Die wahre Leistung von Tom Neuwirth verrät ein Vorurteil unserer
Gesellschaft, dass nämlich das Natürliche eines Menschen
sogar dort, wo er eine Fantasierolle spielt, von den andern
erlebt werden will. Darin ist Neuwirth überirdisch, er übertrifft zB.
Harald Glööckler, den grellen Modeschöpfer mit dem schlimmen
Elternhaus, der ebenfalls geschminkt und bärtig (hier ist der Bart echt)
in Frauenkleidung auftritt, durch Lockerheit wie von selbst.
Neuwirths Auftritt ist nicht schrill und nicht derb.
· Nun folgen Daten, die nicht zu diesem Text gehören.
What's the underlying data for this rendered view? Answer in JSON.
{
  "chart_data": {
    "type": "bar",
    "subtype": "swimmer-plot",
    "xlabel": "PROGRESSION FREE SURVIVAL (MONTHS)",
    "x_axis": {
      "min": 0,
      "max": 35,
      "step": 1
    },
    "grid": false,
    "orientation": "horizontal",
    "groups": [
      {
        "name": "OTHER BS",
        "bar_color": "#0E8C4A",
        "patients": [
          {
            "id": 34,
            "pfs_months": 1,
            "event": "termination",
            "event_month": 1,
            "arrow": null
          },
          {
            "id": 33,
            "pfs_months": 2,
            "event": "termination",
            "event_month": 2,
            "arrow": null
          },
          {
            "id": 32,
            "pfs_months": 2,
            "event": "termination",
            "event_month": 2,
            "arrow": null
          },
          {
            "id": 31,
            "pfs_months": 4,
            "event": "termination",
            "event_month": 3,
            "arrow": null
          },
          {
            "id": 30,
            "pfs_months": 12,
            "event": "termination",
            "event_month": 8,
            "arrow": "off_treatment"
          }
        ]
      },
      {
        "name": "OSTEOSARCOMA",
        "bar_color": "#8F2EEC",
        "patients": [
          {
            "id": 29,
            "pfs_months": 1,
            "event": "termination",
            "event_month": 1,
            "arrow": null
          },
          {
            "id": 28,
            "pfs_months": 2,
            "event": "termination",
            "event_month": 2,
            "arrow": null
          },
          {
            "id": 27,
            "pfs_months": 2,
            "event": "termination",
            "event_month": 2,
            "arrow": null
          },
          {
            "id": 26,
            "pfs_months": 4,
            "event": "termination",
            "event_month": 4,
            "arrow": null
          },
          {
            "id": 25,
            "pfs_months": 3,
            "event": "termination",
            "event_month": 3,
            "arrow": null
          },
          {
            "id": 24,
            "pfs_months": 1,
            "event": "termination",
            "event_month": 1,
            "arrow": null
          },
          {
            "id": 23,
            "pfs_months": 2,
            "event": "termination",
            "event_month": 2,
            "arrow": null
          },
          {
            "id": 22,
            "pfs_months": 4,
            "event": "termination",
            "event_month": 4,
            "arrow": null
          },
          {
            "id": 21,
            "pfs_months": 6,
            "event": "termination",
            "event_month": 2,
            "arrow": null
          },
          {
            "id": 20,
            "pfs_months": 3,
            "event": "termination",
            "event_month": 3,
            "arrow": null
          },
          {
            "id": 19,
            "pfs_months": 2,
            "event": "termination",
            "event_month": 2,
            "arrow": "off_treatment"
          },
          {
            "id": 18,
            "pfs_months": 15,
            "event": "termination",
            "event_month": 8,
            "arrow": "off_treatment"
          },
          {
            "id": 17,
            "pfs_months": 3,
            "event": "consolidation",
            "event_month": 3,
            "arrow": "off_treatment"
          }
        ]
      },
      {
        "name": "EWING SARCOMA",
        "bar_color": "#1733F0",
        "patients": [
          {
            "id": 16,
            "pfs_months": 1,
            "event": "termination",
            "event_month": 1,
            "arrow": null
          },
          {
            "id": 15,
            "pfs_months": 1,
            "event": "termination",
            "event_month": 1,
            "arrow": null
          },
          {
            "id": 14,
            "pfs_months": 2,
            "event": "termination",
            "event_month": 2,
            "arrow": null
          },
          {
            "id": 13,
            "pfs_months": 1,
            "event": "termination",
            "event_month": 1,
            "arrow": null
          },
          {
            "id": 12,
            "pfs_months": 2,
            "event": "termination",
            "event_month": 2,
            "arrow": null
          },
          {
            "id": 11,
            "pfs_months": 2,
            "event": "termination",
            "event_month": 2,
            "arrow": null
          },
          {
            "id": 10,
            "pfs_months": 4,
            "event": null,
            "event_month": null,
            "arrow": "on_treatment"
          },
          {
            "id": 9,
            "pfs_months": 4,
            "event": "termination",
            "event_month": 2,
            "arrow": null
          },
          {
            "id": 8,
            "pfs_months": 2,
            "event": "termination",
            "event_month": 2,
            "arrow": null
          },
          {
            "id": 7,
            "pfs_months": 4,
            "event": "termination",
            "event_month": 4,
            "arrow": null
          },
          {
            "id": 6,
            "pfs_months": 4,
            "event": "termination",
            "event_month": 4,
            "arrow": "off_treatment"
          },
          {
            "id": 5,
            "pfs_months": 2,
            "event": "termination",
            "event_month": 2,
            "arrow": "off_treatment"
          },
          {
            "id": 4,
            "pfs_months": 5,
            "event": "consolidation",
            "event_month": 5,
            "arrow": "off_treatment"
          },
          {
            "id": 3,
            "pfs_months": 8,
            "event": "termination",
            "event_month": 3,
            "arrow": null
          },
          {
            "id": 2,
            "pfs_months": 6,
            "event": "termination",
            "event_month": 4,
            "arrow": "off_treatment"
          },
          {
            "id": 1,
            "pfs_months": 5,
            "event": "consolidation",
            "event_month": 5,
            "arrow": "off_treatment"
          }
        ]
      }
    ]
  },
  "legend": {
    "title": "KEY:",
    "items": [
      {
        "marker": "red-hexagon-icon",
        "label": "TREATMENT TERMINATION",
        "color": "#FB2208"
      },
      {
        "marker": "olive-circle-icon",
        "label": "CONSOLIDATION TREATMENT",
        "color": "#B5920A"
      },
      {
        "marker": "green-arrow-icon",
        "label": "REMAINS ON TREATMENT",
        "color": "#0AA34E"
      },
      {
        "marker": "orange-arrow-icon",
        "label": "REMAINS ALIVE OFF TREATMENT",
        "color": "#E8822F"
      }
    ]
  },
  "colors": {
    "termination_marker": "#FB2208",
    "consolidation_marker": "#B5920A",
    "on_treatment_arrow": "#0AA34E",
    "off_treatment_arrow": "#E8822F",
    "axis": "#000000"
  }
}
Conchita Wurst
scheint keine Rolle zu sein, für die er sich täglich vorbereitet, die er
spielt und die er abends, wenn er allein ist und seine Ruhe haben will,
ablegt wie diesen Bart.
Wie wurde früher eine Volkssängerin, die möglichst vielen aus dem Herzen
sang, mit Hilfe von Medien bekannt? Lale Andersen („Lilli Marleen“)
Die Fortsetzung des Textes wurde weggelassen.